L’accusa per “l’indagine apparente”- Finora, dunque, le uniche informazioni sull’inchiesta si hanno dall’invito di comparizione destinato a Natoli, in cui si fa riferimento a fatti di trent’anni fa. Tutta l’accusa ruota attorno a un’indagine di cui Natoli chiese e ottenne l’archiviazione nel giugno del 1992. Quell’inchiesta era nata su input della procura di Massa Carrara, che lavorava sulle infiltrazioni di Cosa Nostra nelle cave di marmo in Toscana. Tra i principali indagati i fratelli Nino e Salvatore Buscemi, imprenditori mafiosi vicini a Totò Riina poi divenuti soci del gruppo Ferruzzi di Raul Gardini. Secondo i magistrati nisseni, Natoli insieme all’allora procuratore Pietro Giammanco, definito “l’istigatore” e dall’allora capitano della guardia di finanza Stefano Screpanti, “coesecutore materiale”, avrebbe aiutato Antonino Buscemi, Francesco Bonura ed Ernesto Di Fresco, e gli imprenditori Raoul Gardini, Lorenzo Panzavolta e Giovanni Bini, ad “eludere le investigazioni”. Il magistrato e il capitano avrebbero svolto “un’indagine apparente”, chiedendo “l’autorizzazione a disporre attività di intercettazione telefonica per un brevissimo lasso temporale”, “inferiore ai 40 giorni per la quasi totalità dei target”, e “solo per una parte delle utenze da sottoporre necessariamente a captazione”, che sarebbe servito ad “assicurare un sufficiente livello di efficienza delle indagini”. Inoltre, non sarebbero state “trascritte conversazioni particolarmente rilevanti, da considerarsi vere e proprie autonome notizie di reato, dalle quali emergeva la ‘messa a disposizione’ di Di Fresco in favore di Bonura, nonché una concreta ipotesi di ‘aggiustamento’, mediante interessamento del Di Fresco stesso, del processo pendente innanzi alla Corte d’Assise di Appello di Palermo, sempre a carico di Bonura per un duplice omicidio”, e per “Fontana e Di Maio per il duplice omicidio Chiazzese-Dominici”.

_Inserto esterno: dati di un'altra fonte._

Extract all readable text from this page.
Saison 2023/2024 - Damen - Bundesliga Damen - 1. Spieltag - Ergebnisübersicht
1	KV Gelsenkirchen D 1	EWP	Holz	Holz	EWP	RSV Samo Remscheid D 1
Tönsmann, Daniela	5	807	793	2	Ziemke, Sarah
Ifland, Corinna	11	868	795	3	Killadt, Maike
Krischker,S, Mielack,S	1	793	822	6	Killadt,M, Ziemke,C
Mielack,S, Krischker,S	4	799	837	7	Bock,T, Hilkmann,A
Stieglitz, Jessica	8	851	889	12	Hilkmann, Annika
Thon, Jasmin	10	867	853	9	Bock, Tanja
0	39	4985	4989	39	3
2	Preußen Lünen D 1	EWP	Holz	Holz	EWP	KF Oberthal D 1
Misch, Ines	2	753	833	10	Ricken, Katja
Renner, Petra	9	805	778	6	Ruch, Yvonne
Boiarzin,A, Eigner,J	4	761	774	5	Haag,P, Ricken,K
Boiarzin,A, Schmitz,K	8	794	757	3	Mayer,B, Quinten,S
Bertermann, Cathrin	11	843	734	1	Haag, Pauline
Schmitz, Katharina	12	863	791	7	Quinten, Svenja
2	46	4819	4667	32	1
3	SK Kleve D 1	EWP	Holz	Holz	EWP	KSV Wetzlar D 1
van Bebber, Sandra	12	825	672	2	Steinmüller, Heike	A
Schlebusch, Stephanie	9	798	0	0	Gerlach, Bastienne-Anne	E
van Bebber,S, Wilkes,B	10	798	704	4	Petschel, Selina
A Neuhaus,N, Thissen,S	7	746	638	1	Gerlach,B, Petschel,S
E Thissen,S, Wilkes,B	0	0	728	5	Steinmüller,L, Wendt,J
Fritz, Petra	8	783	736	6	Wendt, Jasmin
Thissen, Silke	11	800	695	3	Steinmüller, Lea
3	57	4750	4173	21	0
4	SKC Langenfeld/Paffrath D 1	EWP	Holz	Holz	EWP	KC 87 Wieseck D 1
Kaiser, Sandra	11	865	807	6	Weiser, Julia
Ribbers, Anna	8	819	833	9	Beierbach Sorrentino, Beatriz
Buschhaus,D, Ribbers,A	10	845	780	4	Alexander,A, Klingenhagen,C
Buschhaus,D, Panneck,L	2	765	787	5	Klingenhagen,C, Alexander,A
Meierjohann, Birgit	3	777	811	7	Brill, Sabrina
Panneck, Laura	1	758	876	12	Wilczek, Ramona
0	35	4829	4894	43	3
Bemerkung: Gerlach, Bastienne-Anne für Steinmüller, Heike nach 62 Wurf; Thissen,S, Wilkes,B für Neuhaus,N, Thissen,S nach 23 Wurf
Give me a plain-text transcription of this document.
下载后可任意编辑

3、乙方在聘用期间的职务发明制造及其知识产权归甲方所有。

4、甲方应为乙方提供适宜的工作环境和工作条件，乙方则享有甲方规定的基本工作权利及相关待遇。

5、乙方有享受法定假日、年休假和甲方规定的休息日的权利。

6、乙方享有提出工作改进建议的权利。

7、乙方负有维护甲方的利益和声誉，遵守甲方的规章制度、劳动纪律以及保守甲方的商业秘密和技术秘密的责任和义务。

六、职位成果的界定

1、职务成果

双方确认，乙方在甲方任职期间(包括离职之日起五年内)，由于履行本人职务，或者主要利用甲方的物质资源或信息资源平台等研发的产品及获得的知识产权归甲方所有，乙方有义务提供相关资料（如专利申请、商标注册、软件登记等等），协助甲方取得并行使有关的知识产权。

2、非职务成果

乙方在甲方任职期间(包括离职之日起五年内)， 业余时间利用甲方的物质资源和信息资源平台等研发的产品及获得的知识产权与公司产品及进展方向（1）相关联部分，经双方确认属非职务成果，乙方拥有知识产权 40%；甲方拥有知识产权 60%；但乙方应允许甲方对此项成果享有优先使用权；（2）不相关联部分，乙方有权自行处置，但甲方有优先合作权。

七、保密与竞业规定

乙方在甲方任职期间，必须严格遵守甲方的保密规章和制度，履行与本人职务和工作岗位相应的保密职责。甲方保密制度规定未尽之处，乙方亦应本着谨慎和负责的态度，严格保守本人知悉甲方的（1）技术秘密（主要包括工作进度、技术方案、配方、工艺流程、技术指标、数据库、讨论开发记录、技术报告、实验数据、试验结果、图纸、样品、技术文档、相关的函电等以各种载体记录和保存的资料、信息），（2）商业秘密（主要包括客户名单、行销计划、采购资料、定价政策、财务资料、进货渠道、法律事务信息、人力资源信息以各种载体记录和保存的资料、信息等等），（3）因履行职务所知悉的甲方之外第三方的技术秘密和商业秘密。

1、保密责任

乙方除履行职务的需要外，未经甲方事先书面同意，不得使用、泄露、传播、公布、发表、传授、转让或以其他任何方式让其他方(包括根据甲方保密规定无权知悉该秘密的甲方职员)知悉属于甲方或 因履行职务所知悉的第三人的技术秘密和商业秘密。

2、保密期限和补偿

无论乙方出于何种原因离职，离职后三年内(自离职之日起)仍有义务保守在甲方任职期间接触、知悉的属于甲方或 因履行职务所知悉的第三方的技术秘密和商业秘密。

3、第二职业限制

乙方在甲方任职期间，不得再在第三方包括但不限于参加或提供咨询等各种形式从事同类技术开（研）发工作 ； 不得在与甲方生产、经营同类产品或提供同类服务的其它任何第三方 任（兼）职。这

L’accusa di calunnia – Infine, l’ex magistrato non avrebbe aperto “alcuna indagine nei confronti dell’imprenditore Laghi e Scarafia, sebbene – scrivono i pm nisseni – i due fossero risultati a completa disposizione di Bonura e dei suoi familiari”, e avrebbe chiesto “l’archiviazione del procedimento senza curarsi di effettuare ulteriori approfondimenti e senza acquisire il materiale concernente le indagini effettuate dalla procura di Massa Carrara”. Secondo l’accusa, poi, “per occultare ogni traccia del rilevante esito delle intercettazioni telefoniche”, Natoli “avrebbe disposto la smagnetizzazione delle bobine e la distruzione dei brogliacci”. A quest’ultima contestazione si collega l’accusa di calunnia: nella mail che Natoli ha inviato ai pm nisseni via pec il 6 febbraio scorso (il documento scritto risaliva al 23 gennaio), l’ex pm precisa di aver firmato il provvedimento di smagnetizzazione delle bobine delle intercettazioni telefoniche il 25 giugno 1992, “dopo il deposito dell’atto nella segreteria del centro intercettazioni telefoniche (Cit)”, e quindi – secondo i pm nisseni – scaricando le colpe sull’allora “responsabile amministrativo Damiano Galati”, per “sapendolo innocente”.